Malgré son engagement volontaire depuis 2001, pour gérer et valoriser au mieux ses produits en fin de vie, la filière encadrée par Adivalor vit actuellement une transition difficile. A ces réglementations, s’ajoute depuis plusieurs mois, la dégradation des modes de traitement. Depuis plus d’un an, la filière du recyclage des films plastiques subit indirectement la fermeture des frontières chinoises aux déchets plastiques. La Chine reprenait jusque-là une majeure partie des films industriels et commerciaux provenant d’Europe. Aujourd’hui, le Vieux Continent ne sait plus comment gérer ses stocks de films usagés, car ne trouve pas suffisamment de débouchés. Leurs prix de reprise baissent, entraînant avec eux un effondrement des prix des matières recyclées. Ces plastiques sont propres, plus faciles et moins coûteux à recycler que les films agricoles. D’où l’effet boule de neige sur les films agricoles qui étaient pourtant valorisés en France. Résultat : les capacités de recyclage réservées aux films agricoles ont diminué de plus de 40 000 tonnes en quelques mois. Les usines préférant traiter les films usagés propres.
Des plastiques encore en décharge en 2019
Cette situation a de fait perturbé la logistique d’enlèvement organisée par Adivalor, compilant retards dans la collecte et augmentation des coûts de gestion. En 2018, la filière a dû éliminer en centre de stockage, 10 000 tonnes de films de paillage trop souillés. Au total, ce sont près de 77 000 tonnes de plastiques et emballages usagés qui ont été collectés en 2018, en légère progression par rapport à 2017 (76 400 tonnes). « En 2019, plusieurs flux devraient encore finir en décharge. La demande en rPebd ne décolle pas, les capacités de recyclage sont inférieures aux quantités de films plastiques collectés, si l’on prend en compte les films industriels et commerciaux » explique Pierre de Lépinau. Toutefois, un dispositif logistique sera mis en place cette année pour assurer les enlèvements de toutes les catégories de films agricoles collectés. Les films les plus souillés, issus de paillage, continueront de faire l’objet d’une facturation à l’enlèvement, car l’éco-contribution ne suffira pas à couvrir les coûts de collecte et de traitement. Dans la continuité des évolutions engagées en 2017 et 2018, un contrôle qualité sera réalisé pour identifier les lots de films les moins souillés, qui pourront être recyclés.
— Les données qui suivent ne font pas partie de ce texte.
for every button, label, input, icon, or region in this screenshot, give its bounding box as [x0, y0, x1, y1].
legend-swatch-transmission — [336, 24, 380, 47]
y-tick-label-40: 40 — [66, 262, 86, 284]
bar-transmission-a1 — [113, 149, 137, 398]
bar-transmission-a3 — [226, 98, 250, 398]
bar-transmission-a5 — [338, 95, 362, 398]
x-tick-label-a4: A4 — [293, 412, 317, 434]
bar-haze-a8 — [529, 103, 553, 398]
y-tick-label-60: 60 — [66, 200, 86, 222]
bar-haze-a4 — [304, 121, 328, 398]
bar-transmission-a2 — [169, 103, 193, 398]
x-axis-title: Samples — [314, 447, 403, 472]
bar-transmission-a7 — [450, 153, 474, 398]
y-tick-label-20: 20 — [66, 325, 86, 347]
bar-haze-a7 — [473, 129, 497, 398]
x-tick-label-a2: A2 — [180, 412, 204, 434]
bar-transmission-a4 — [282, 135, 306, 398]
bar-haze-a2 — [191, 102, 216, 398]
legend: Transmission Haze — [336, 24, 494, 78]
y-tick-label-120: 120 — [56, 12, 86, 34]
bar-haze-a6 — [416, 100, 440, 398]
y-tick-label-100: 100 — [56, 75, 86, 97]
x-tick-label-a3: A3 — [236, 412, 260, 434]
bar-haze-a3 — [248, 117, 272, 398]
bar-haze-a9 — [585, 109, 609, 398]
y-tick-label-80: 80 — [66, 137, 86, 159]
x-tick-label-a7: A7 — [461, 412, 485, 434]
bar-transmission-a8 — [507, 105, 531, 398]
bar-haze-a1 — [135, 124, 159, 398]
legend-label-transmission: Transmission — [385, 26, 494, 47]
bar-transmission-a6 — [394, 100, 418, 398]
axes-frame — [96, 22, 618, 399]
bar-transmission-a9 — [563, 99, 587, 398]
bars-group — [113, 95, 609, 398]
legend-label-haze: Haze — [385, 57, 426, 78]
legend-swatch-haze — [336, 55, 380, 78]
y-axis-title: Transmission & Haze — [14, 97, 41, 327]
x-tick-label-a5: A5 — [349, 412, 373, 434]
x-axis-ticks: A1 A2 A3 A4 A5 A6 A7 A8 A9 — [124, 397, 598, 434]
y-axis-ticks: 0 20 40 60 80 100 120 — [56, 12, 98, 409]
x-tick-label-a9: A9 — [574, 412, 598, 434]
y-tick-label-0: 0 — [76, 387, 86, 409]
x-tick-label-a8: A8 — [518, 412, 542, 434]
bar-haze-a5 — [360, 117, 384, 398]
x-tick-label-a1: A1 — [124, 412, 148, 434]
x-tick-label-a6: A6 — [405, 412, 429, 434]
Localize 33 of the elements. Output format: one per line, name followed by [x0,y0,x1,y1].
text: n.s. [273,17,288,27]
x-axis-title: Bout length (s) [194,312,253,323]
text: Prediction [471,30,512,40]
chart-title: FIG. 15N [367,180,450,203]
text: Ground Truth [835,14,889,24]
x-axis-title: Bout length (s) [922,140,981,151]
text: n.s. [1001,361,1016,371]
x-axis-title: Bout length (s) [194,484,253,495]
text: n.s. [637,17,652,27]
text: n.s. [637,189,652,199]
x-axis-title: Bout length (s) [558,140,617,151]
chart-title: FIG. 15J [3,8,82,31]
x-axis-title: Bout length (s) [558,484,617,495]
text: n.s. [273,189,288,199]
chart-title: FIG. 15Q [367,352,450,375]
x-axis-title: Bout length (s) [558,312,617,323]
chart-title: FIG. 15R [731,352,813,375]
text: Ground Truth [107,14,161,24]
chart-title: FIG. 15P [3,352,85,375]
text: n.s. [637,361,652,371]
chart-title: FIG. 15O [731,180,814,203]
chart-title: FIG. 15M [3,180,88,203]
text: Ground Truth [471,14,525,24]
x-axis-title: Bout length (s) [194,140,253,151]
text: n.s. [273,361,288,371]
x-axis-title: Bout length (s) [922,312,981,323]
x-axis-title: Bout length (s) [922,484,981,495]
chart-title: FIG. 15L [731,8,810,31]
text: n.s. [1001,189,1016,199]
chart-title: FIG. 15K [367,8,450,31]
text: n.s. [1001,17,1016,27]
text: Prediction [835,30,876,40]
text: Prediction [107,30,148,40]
Néanmoins, une augmentation de l’éco-contribution est nécessaire selon Adivalor pour revenir au 100 % recyclé. Appliquée sur les films neufs, elle permet de financer la couverture des frais d’organisation et de gestion des collectes. Pour garantir la pérennité de la filière, l’éco-contribution des films de paillage, d’enrubannage et d’ensilage a donc augmenté le 1er septembre 2018, et le 1er janvier 2019 (tableau Eco-contributions). Au-delà de ces soutiens financiers, le CPA et Adivalor ont choisi de mettre en œuvre un plan de redressement pour réagir aux problèmes de recyclage récents. L’objectif d’ici à 2022 : atteindre un taux de collecte supérieur à 85 % pour un engagement « zéro déchet au champ » ; recycler plus de 95 % des films collectés. Sur le terrain, cela se traduira notamment par des incitations à intégrer plus de matière recyclée dans les produits neufs ; à utiliser des films de paillage biodégradables ; à améliorer les pratiques de dépose ; à installer des capacités industrielles de pré-traitement (broyage, nettoyage) et à construire une filière de valorisation énergétique des films moyennement souillés.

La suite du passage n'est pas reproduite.